Court Finds Frivolous Return Penalty Applies To Trustee: Stanojevich involves frivolous tax returns filed for a grantor trust which itself has no separate tax liability. The Court considers whether the penalties apply when the return was signed and submitted by the fiduciary. It concludes that nothing in the frivolous penalty statute states the penalty only applies when someone files their personal tax return. Since the taxpayer (in his capacity as trustee) filed the return, he can be subject to the penalty.

Court Blesses The Appointment of A Receiver To Sell A Taxpayer’s Personal Residence: In US v Mikulin, the taxpayer used a TIGTA report to support his argument that the IRS violated his rights by pursuing his residence via judicial collection rather than by administrative seizure. The district court in Texas noted it was too late to make the argument, but also that the report carries no statutory or legal authority and is merely the report of an audit conducted by TIGTA. The post also notes that whether judicial collection is more harmful than administrative seizure is more nuanced than the opinion or taxpayer suggest.

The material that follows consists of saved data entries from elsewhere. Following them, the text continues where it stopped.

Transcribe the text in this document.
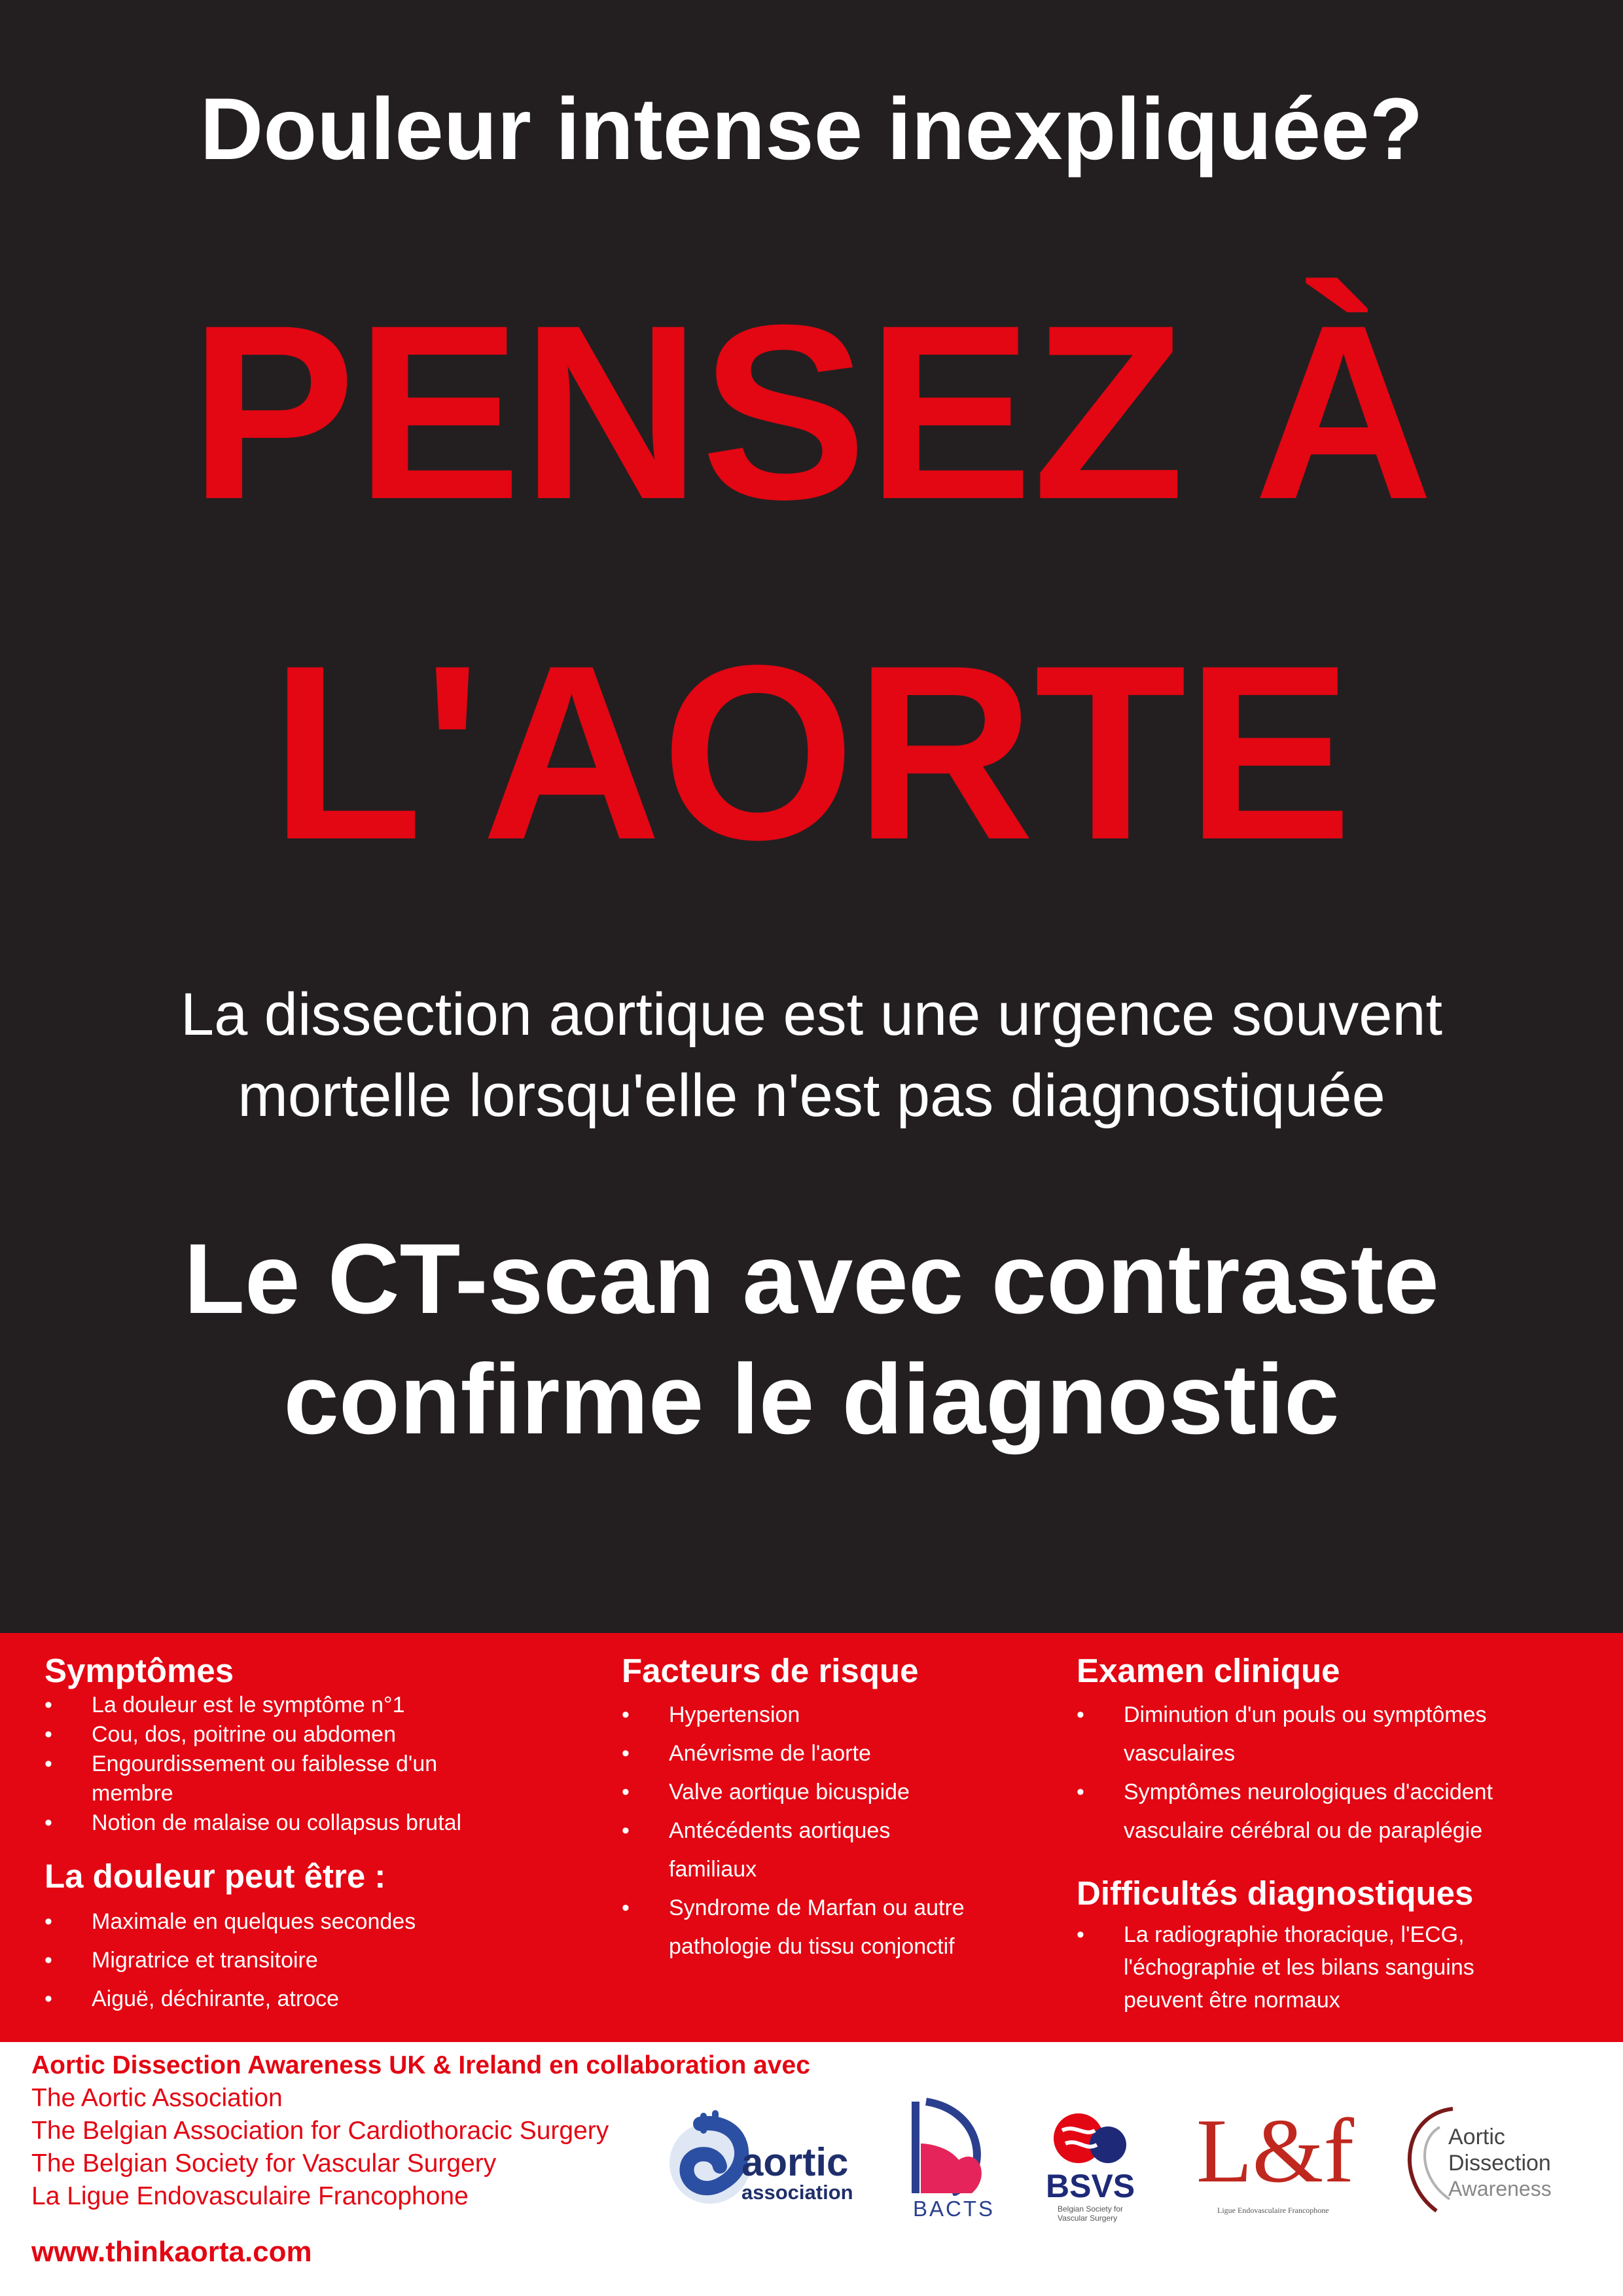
Douleur intense inexpliquée?
PENSEZ À
L'AORTE
La dissection aortique est une urgence souvent
mortelle lorsqu'elle n'est pas diagnostiquée
Le CT-scan avec contraste
confirme le diagnostic
Symptômes
• La douleur est le symptôme n°1
• Cou, dos, poitrine ou abdomen
• Engourdissement ou faiblesse d'un membre
• Notion de malaise ou collapsus brutal
La douleur peut être :
• Maximale en quelques secondes
• Migratrice et transitoire
• Aiguë, déchirante, atroce
Facteurs de risque
• Hypertension
• Anévrisme de l'aorte
• Valve aortique bicuspide
• Antécédents aortiques familiaux
• Syndrome de Marfan ou autre pathologie du tissu conjonctif
Examen clinique
• Diminution d'un pouls ou symptômes vasculaires
• Symptômes neurologiques d'accident vasculaire cérébral ou de paraplégie
Difficultés diagnostiques
• La radiographie thoracique, l'ECG, l'échographie et les bilans sanguins peuvent être normaux
Aortic Dissection Awareness UK & Ireland en collaboration avec
The Aortic Association
The Belgian Association for Cardiothoracic Surgery
The Belgian Society for Vascular Surgery
La Ligue Endovasculaire Francophone
www.thinkaorta.com
aortic
association
BACTS
BSVS
Belgian Society for
Vascular Surgery
L&f
Ligue Endovasculaire Francophone
Aortic
Dissection
Awareness
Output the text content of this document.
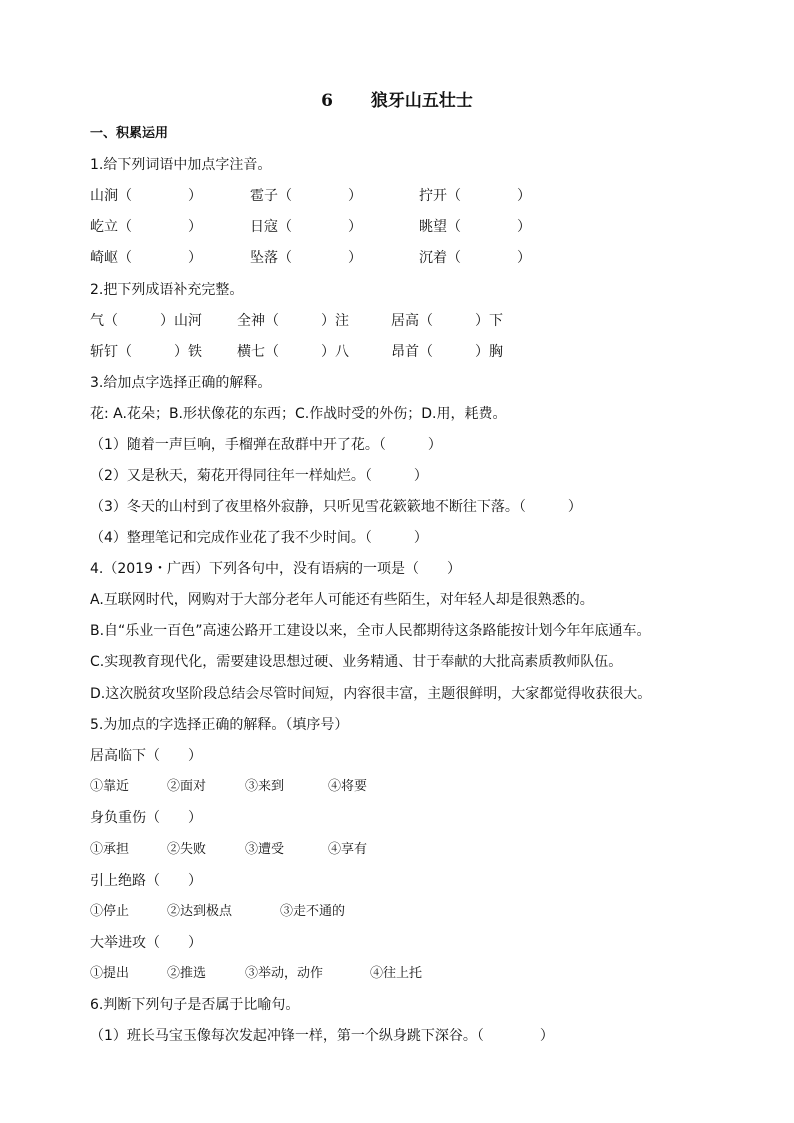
6 狼牙山五壮士
一、积累运用
1.给下列词语中加点字注音。
山涧（　　　　）	雹子（　　　　）	拧开（　　　　）
屹立（　　　　）	日寇（　　　　）	眺望（　　　　）
崎岖（　　　　）	坠落（　　　　）	沉着（　　　　）
2.把下列成语补充完整。
气（　　　）山河	全神（　　　）注	居高（　　　）下
斩钉（　　　）铁	横七（　　　）八	昂首（　　　）胸
3.给加点字选择正确的解释。
花: A.花朵；B.形状像花的东西；C.作战时受的外伤；D.用，耗费。
（1）随着一声巨响，手榴弹在敌群中开了花。（　　　）
（2）又是秋天，菊花开得同往年一样灿烂。（　　　）
（3）冬天的山村到了夜里格外寂静，只听见雪花簌簌地不断往下落。（　　　）
（4）整理笔记和完成作业花了我不少时间。（　　　）
4.（2019・广西）下列各句中，没有语病的一项是（　　）
A.互联网时代，网购对于大部分老年人可能还有些陌生，对年轻人却是很熟悉的。
B.自“乐业一百色”高速公路开工建设以来，全市人民都期待这条路能按计划今年年底通车。
C.实现教育现代化，需要建设思想过硬、业务精通、甘于奉献的大批高素质教师队伍。
D.这次脱贫攻坚阶段总结会尽管时间短，内容很丰富，主题很鲜明，大家都觉得收获很大。
5.为加点的字选择正确的解释。（填序号）
居高临下（　　）
①靠近	②面对	③来到	④将要
身负重伤（　　）
①承担	②失败	③遭受	④享有
引上绝路（　　）
①停止	②达到极点	③走不通的
大举进攻（　　）
①提出	②推选	③举动，动作	④往上托
6.判断下列句子是否属于比喻句。
（1）班长马宝玉像每次发起冲锋一样，第一个纵身跳下深谷。（　　　　）
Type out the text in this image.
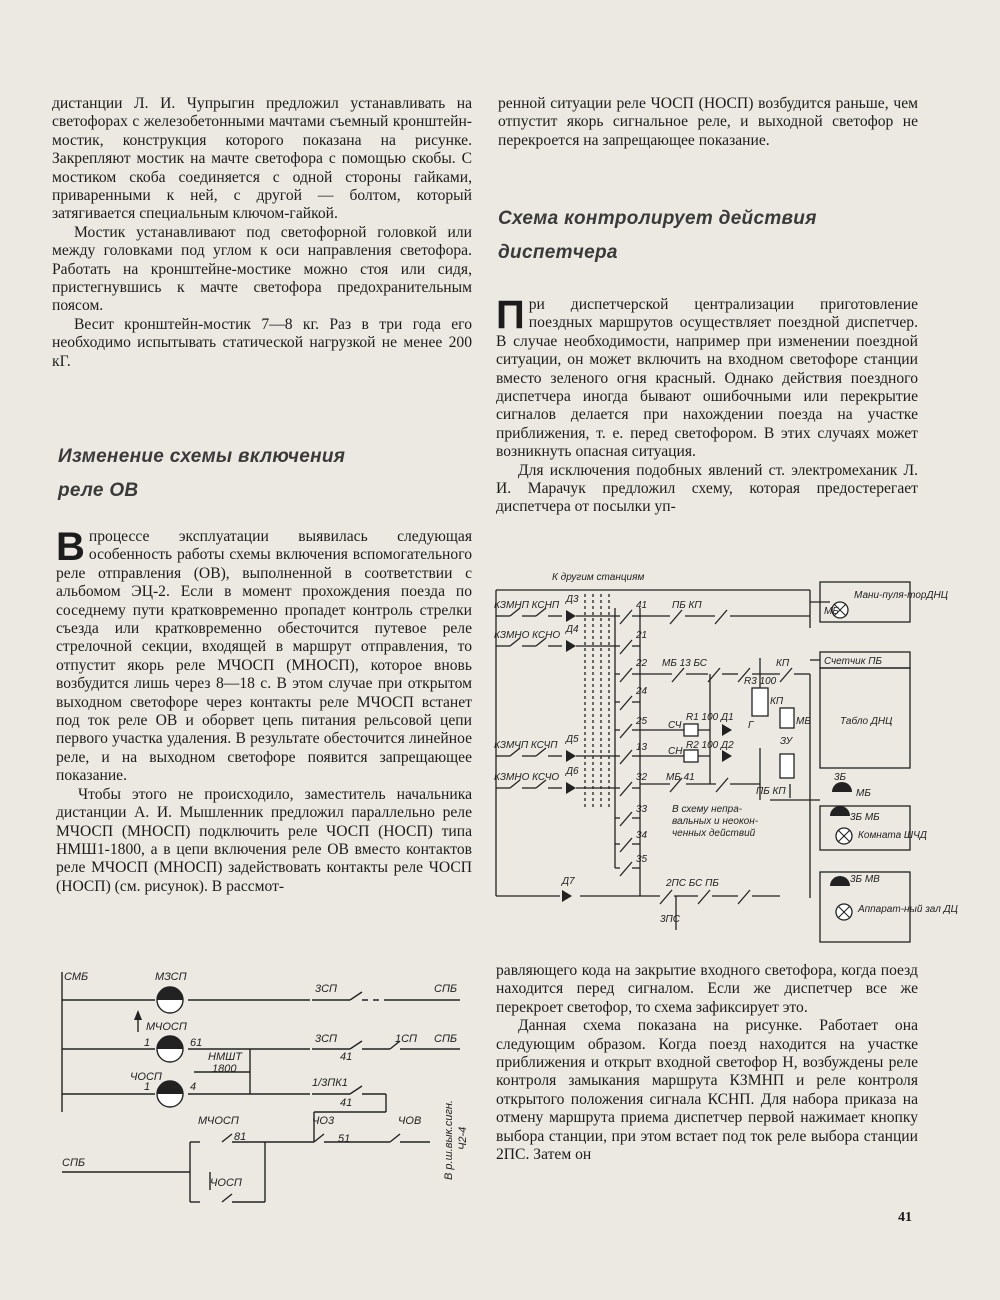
дистанции Л. И. Чупрыгин предложил устанавливать на светофорах с железобетонными мачтами съемный кронштейн-мостик, конструкция которого показана на рисунке. Закрепляют мостик на мачте светофора с помощью скобы. С мостиком скоба соединяется с одной стороны гайками, приваренными к ней, с другой — болтом, который затягивается специальным ключом-гайкой.

Мостик устанавливают под светофорной головкой или между головками под углом к оси направления светофора. Работать на кронштейне-мостике можно стоя или сидя, пристегнувшись к мачте светофора предохранительным поясом.

Весит кронштейн-мостик 7—8 кг. Раз в три года его необходимо испытывать статической нагрузкой не менее 200 кГ.

Изменение схемы включения
реле ОВ

Впроцессе эксплуатации выявилась следующая особенность работы схемы включения вспомогательного реле отправления (ОВ), выполненной в соответствии с альбомом ЭЦ-2. Если в момент прохождения поезда по соседнему пути кратковременно пропадет контроль стрелки съезда или кратковременно обесточится путевое реле стрелочной секции, входящей в маршрут отправления, то отпустит якорь реле МЧОСП (МНОСП), которое вновь возбудится лишь через 8—18 с. В этом случае при открытом выходном светофоре через контакты реле МЧОСП встанет под ток реле ОВ и оборвет цепь питания рельсовой цепи первого участка удаления. В результате обесточится линейное реле, и на выходном светофоре появится запрещающее показание.

Чтобы этого не происходило, заместитель начальника дистанции А. И. Мышленник предложил параллельно реле МЧОСП (МНОСП) подключить реле ЧОСП (НОСП) типа НМШ1-1800, а в цепи включения реле ОВ вместо контактов реле МЧОСП (МНОСП) задействовать контакты реле ЧОСП (НОСП) (см. рисунок). В рассмот-

СМБ	МЗСП
3СП	СПБ
МЧОСП
1	61
НМШТ
1800
3СП	1СП СПБ
41
ЧОСП
1	4	1/3ПК1
41
МЧОСП
81
ЧО3
51
ЧОВ
СПБ
ЧОСП
В р.ш.вык.сигн. Ч2-4

ренной ситуации реле ЧОСП (НОСП) возбудится раньше, чем отпустит якорь сигнальное реле, и выходной светофор не перекроется на запрещающее показание.

Схема контролирует действия
диспетчера

При диспетчерской централизации приготовление поездных маршрутов осуществляет поездной диспетчер. В случае необходимости, например при изменении поездной ситуации, он может включить на входном светофоре станции вместо зеленого огня красный. Однако действия поездного диспетчера иногда бывают ошибочными или перекрытие сигналов делается при нахождении поезда на участке приближения, т. е. перед светофором. В этих случаях может возникнуть опасная ситуация.

Для исключения подобных явлений ст. электромеханик Л. И. Марачук предложил схему, которая предостерегает диспетчера от посылки уп-

К другим станциям
КЗМНП КСНП
КЗМНО КСНО
КЗМЧП КСЧП
КЗМНО КСЧО
Д3
Д4
Д5
Д6
Д7
41
21
22
24
25
13
32
33
34
35
ПБ КП
МБ 13 БС	КП
R3 100
Г
СЧ
R1 100 Д1
СН
R2 100 Д2
МБ 41
КП
МБ
ЗУ
ПБ КП
2ПС БС ПБ
3ПС
Мани-пуля-торДНЦ
МБ
Счетчик ПБ
Табло ДНЦ
3Б
МБ
3Б МБ
Комната ШЧД
3Б МВ
Аппарат-ный зал ДЦ
В схему непра-вальных и неокон-ченных действий

равляющего кода на закрытие входного светофора, когда поезд находится перед сигналом. Если же диспетчер все же перекроет светофор, то схема зафиксирует это.

Данная схема показана на рисунке. Работает она следующим образом. Когда поезд находится на участке приближения и открыт входной светофор Н, возбуждены реле контроля замыкания маршрута КЗМНП и реле контроля открытого положения сигнала КСНП. Для набора приказа на отмену маршрута приема диспетчер первой нажимает кнопку выбора станции, при этом встает под ток реле выбора станции 2ПС. Затем он

41
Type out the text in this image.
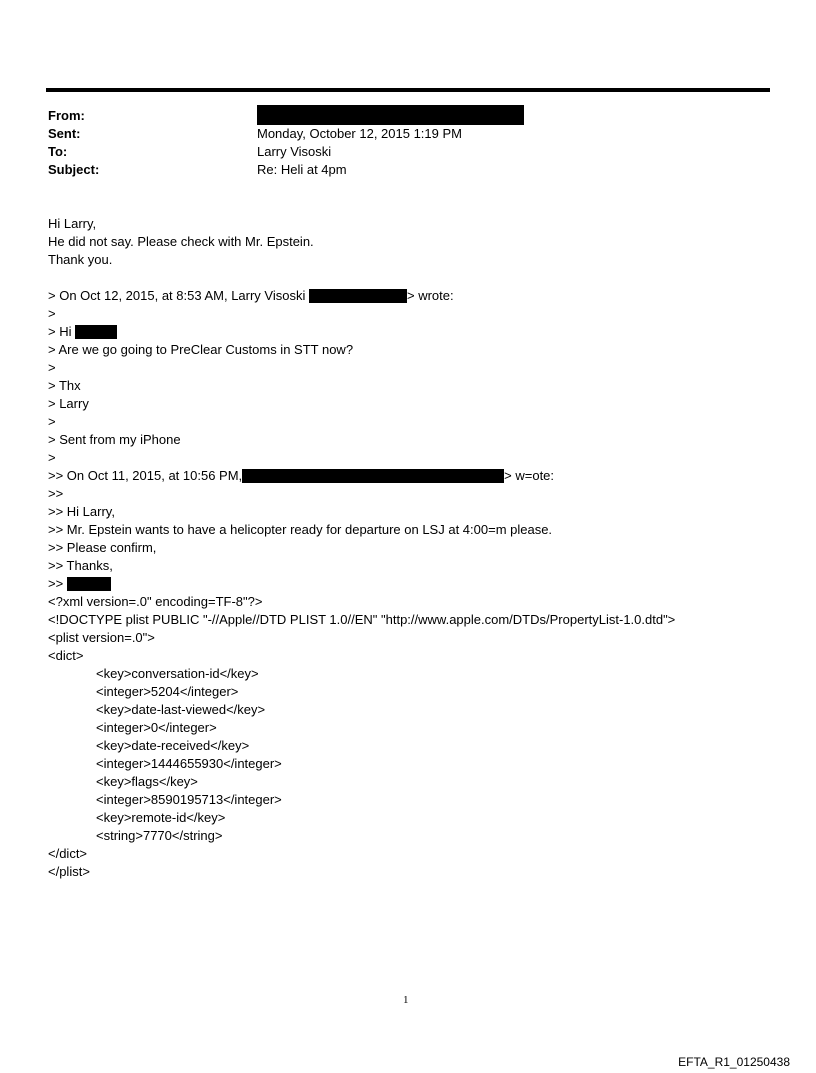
From:
Sent:	Monday, October 12, 2015 1:19 PM
To:	Larry Visoski
Subject:	Re: Heli at 4pm
Hi Larry,
He did not say. Please check with Mr. Epstein.
Thank you.
> On Oct 12, 2015, at 8:53 AM, Larry Visoski	> wrote:
>
> Hi
> Are we go going to PreClear Customs in STT now?
>
> Thx
> Larry
>
> Sent from my iPhone
>
>> On Oct 11, 2015, at 10:56 PM,	> w=ote:
>>
>> Hi Larry,
>> Mr. Epstein wants to have a helicopter ready for departure on LSJ at 4:00=m please.
>> Please confirm,
>> Thanks,
>>
<?xml version=.0" encoding=TF-8"?>
<!DOCTYPE plist PUBLIC "-//Apple//DTD PLIST 1.0//EN" "http://www.apple.com/DTDs/PropertyList-1.0.dtd">
<plist version=.0">
<dict>
<key>conversation-id</key>
<integer>5204</integer>
<key>date-last-viewed</key>
<integer>0</integer>
<key>date-received</key>
<integer>1444655930</integer>
<key>flags</key>
<integer>8590195713</integer>
<key>remote-id</key>
<string>7770</string>
</dict>
</plist>
1
EFTA_R1_01250438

Used Car Seller’s Bonus Payments Do Not Constitute A Separate Trade or Business: In addition to being paid to sell cars, the petitioner in Schmerling, was paid amounts later reported on a 1099 for: 1) travelling to auctions to purchase cars to be resold by the dealer, 2) exceeding performance goals, and 3) selling car warranties. He treated the 1099 payments as a separate business and reported the income on a Schedule C. The Court found the bonus and warranty sales income was “inextricably intertwined and connected with” his status as an employee of the dealership and as a result, he could take expenses related to those income as an employee (subject to the miscellaneous itemized deduction limitations and pre-TCJA).


Another Tax Chat! in the Transforming Tax Administration Series : This post previews the (now past) Tax Chat about the IRS budget which looked at budget categories influence on IRS behavior and more, with the President’s Budget-in-Brief for the IRS and the IRS Strategic Operating Plan as background. The post also provides information on upcoming future Tax Chats.

Neo-TikTok-Tology: This post looks at the levels of reliability in advice provided about tax issues on TikTok and whether the platform is evolving in such a way where relying upon the seemingly reliable advice could be a basis for reasonable cause for taxpayers, especially those who cannot afford professional and tailored tax advice. The posts shares links to some of the subject TikTok accounts, whether good or bad, and provides examples of the types of advice given before turning back to analyzing whether a reasonable cause argument exists under existing regulations and case law.

Frequently Asked Questions: This year’s April Fool’s Day post parodies IRS Frequently Asked Questions.